L’ossuaire du cimetière de la route de Solesmes
À chaque fois qu’un doute subsistait quant à l’identité formelle du soldat, les responsables ont été amenés à les placer dans l’ossuaire et non pas dans des tombes individuelles. Seules 439 identités de soldats inhumés dans l’ossuaire sont connues (16%), ce qui est peu par rapport aux 2.746 corps qui y reposent. Joseph Engling a dû correspondre à ce cas de figure. On avait la preuve de la présence de son corps à cet endroit sans la certitude de savoir si les restes étaient bien les siens. De ce fait, il ne pouvait être question de sépulture individuelle. C’est ainsi qu’il fut placé dans l’ossuaire avec ses compagnons d’infortune et son nom gravé sur la plaque.

L’erreur de date de décès

On peut penser qu’au cimetière de Thun St-Martin/Eswars, le nom était donc encore quelque part lisible mais la date du décès, si elle avait été portée, avait disparu ce qui amena une autre confusion par la suite. Un ou plusieurs soldats prisonniers ou gravement blessés ont sans doute succombé à leurs blessures après la date de la fin des hostilités (de même, beaucoup de Britanniques de la route de Solesmes sont morts en 1919) et ont peut-être été inhumés également à cet endroit. Cela pourrait expliquer la date du 1er décembre 1918 reportée sur l’ossuaire ce qui, dans la confusion, ne peut relever que d’une simple erreur administrative. Il faut également se remettre dans le contexte de l’époque. Les Français se retrouvent avec une charge énorme de travail et ont à gérer l’inhumation de leurs ennemis d’hier contre qui ils ont encore beaucoup de griefs. 

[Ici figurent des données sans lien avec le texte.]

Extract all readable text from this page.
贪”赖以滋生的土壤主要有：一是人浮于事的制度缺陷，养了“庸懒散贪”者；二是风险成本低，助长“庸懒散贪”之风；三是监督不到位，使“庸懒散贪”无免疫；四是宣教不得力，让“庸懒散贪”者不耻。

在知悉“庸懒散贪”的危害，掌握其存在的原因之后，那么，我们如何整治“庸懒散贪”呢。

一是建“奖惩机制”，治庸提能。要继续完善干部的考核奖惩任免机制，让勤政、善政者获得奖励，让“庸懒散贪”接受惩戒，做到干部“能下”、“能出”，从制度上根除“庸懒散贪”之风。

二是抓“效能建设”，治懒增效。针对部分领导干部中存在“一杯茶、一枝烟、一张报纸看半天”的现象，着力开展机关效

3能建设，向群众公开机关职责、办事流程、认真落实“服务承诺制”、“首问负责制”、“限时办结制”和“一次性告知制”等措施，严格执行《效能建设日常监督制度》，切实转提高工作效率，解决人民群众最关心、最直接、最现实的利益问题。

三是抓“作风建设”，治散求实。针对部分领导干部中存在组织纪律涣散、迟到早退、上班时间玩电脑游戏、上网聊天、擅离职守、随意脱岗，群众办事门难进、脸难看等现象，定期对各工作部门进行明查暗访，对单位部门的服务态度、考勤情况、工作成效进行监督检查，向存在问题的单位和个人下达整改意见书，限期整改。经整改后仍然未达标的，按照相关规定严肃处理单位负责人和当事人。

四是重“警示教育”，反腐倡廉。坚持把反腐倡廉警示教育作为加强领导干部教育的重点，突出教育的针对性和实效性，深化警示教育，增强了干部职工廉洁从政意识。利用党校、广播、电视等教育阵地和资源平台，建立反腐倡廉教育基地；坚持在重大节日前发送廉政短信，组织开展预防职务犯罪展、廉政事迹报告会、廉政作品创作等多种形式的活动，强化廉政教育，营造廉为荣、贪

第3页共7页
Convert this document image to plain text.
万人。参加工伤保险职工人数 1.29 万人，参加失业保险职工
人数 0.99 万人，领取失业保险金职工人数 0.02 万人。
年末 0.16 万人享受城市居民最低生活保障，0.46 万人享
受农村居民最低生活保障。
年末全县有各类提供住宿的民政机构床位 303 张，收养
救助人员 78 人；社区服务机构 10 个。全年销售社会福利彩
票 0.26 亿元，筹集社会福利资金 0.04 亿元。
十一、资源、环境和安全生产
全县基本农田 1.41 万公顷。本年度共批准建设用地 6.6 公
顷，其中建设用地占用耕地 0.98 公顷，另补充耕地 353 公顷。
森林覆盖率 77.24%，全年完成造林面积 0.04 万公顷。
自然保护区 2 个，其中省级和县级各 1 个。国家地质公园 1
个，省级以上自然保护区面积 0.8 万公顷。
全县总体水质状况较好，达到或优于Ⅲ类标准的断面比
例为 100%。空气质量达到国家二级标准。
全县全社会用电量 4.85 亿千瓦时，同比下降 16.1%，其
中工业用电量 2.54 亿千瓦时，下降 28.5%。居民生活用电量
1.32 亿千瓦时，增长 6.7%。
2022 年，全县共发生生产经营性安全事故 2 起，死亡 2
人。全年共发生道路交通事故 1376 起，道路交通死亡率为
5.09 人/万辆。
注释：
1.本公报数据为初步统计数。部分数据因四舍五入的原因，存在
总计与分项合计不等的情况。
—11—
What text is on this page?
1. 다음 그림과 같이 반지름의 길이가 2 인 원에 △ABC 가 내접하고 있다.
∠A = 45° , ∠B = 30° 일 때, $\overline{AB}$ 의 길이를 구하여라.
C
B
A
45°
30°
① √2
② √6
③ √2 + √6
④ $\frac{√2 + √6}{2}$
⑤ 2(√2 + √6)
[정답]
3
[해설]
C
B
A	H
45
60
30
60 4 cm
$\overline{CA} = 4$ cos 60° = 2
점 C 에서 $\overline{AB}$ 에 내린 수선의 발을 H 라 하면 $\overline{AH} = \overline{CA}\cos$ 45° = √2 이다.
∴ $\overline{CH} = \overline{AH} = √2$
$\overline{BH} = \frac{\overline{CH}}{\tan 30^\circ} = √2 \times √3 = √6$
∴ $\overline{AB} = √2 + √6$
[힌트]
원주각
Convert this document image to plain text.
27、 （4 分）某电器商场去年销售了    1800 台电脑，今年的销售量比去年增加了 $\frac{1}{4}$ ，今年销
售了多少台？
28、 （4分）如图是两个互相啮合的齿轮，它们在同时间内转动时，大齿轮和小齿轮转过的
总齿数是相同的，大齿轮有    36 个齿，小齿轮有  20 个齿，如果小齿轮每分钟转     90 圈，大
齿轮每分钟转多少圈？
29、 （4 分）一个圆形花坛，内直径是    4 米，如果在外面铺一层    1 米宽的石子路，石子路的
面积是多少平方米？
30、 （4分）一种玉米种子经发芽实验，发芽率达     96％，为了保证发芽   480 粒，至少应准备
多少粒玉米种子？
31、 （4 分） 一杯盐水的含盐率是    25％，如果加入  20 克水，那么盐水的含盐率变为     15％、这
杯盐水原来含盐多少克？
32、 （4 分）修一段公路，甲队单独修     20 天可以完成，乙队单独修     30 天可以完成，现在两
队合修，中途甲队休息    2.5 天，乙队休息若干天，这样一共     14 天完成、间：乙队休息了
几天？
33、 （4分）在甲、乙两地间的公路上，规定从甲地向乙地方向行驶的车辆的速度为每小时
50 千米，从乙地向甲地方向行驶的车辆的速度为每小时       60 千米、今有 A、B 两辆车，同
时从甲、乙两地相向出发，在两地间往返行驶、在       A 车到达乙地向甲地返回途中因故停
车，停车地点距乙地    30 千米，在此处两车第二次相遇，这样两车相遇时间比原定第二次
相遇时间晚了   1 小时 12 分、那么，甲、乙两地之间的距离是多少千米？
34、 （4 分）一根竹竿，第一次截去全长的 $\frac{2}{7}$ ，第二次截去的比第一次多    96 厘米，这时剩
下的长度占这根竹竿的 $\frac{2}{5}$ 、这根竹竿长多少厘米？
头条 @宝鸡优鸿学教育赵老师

À noter par contre que le site du Volksbund Deutsche Kriegsgräberfürsorge indique bien le décès de Joseph Engling le 4 octobre 1918. Côté Allemand, il reste donc la trace exacte de l’enregistrement de ce décès.
Soldats « inconnus » en tombes individuelles et soldats « inconnus » en ossuaire
On peut expliquer le fait que certains soldats « inconnus » soient inhumés dans des tombes individuelles par le fait qu’ils ont été inhumés par les Allemands entre 1917 (date d’ouverture du cimetière) et octobre 1918, ainsi que le prévoyaient les directives imposées. Celle-ci ordonnait une tombe individuelle pour chaque soldat. C’est justement à cause de cette directive que fut créé le cimetière de la route de Solesmes, celui de la Porte de Paris se révélant vite trop petit. La solution des fosses communes était jugée également non-satisfaisantes compte tenu des égards dus aux morts. L’ossuaire de la route de Solesmes est donc postérieur au conflit. Pour preuve, il ne figure pas sur le plan de 1917.

Archives Municipales

Enfin, côté archives municipales, le service des cimetières est en possession des listes dressées à l’époque, reprenant les noms, prénoms, date de décès, régiment et n° de sépulture des soldats identifiés, listings où évidemment le nom de Joseph Engling n’apparaît pas.